Illinois’ Cockburn is 7-foot, 285 pounds. Purdue’s Edey is 7-4, 295.
Harrar originally committed to play tight end at Army before switching to basketball and Penn State. He is a fifth-year senior, averaging 10.8 points and 9.9 rebounds. His team, tied with the Hawkeyes in the Big Ten standings at 3-4, plays at Iowa Saturday at 3:30 p.m.
Rebraca has started every game this season, but seems to be emerging. After averaging team-highs of 16.8 points and 7.6 rebounds last season at North Dakota, he’s at 6.2 and 6.3 here.
However, Rebraca has averaged 33 minutes, 10 points, 11 rebounds and 2.5 steals in Iowa’s last two games, both on the road.
After Rebraca had a season-high 13 points against Maryland on Jan. 3, Iowa Coach Fran McCaffery said, “There’s no reason he shouldn’t play like that every night. He’s trying so hard to be part of a winning team, he doesn’t think of himself enough.
“I think it has been hard convincing him that it’s OK to be selfish at times.”
Rebraca, the son of five-year NBA veteran Zeljko Rebraca, has had to change his game at Iowa. This is the Big Ten, where might makes right.
“I feel like I’ve had to play more physical,” he said. “I was more of a finesse player. I can get guys on the moves. I feel like I have to wrestle guys a lot more here. It’s a different type of game.”

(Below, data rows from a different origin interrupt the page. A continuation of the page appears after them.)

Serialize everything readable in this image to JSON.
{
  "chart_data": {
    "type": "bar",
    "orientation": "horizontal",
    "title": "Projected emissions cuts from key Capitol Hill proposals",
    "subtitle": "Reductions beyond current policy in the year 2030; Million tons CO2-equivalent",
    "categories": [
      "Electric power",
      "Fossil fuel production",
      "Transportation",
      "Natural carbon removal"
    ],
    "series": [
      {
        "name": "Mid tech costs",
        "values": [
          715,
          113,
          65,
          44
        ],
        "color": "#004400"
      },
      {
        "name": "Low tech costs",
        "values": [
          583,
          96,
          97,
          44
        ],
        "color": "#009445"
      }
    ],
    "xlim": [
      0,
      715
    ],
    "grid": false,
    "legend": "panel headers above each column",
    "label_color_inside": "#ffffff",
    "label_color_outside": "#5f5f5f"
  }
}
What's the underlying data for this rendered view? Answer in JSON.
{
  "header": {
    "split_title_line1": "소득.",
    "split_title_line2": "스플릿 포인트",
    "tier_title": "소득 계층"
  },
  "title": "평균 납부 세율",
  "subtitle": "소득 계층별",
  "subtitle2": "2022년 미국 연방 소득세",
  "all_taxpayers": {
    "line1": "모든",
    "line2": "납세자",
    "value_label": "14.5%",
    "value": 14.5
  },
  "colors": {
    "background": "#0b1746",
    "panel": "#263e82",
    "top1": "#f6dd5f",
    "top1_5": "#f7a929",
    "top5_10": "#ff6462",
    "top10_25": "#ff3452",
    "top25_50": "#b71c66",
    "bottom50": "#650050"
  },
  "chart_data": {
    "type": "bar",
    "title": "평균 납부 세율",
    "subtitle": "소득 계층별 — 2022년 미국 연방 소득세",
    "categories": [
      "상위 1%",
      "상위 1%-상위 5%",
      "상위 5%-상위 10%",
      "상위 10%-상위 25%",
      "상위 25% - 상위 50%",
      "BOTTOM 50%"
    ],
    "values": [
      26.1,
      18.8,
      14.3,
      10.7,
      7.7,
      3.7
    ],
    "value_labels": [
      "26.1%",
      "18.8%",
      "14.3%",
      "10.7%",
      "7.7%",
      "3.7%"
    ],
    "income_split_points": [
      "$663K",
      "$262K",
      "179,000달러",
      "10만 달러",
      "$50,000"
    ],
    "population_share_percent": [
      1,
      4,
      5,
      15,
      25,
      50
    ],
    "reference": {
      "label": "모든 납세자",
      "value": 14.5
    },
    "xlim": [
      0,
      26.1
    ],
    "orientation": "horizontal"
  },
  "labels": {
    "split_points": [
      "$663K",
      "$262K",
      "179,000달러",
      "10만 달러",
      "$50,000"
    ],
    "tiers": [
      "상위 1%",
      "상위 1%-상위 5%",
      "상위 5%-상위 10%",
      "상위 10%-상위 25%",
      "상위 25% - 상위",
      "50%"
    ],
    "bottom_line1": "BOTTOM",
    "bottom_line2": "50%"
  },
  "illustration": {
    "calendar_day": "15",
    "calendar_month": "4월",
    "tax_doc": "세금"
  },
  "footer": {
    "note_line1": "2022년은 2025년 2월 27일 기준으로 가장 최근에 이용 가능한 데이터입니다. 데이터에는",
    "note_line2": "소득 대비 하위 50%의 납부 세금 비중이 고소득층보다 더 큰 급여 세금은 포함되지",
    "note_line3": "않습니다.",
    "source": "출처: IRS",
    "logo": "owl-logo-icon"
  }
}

Rebraca has scored 1,241 points in Division I basketball. The question was never if he had D-I skills, it was how they transferred to the grunt-and-groan of the Big Ten.
“I’d say I’m definitely taking steps in the right direction,” he said. “I don’t think I’m fully there, but I feel like I’m showing what I can do throughout games more and more.
“Offensively, I think I can also score more, produce more.”
Ceding to teammate Keegan Murray at the offensive end has only made sense given Murray’s prolific production. The more Rebraca can do, however, the more it opens things up for Murray.
“I think he’s tried really hard to fit in,” McCaffery said recently. “He’s such a good person. He wants to win. He wants to be a great teammate. He wants to be coachable.”
So, the Serbian whose offense was predicated on finesse will pop in the mouthguard Saturday and go to battle against the 240-pound former tight end.
Two of his three best rebounding games at Iowa have been come since Sunday, and his two best scoring games have come in the last five. The Hawkeyes want more of the same from Rebraca. They need more of the same.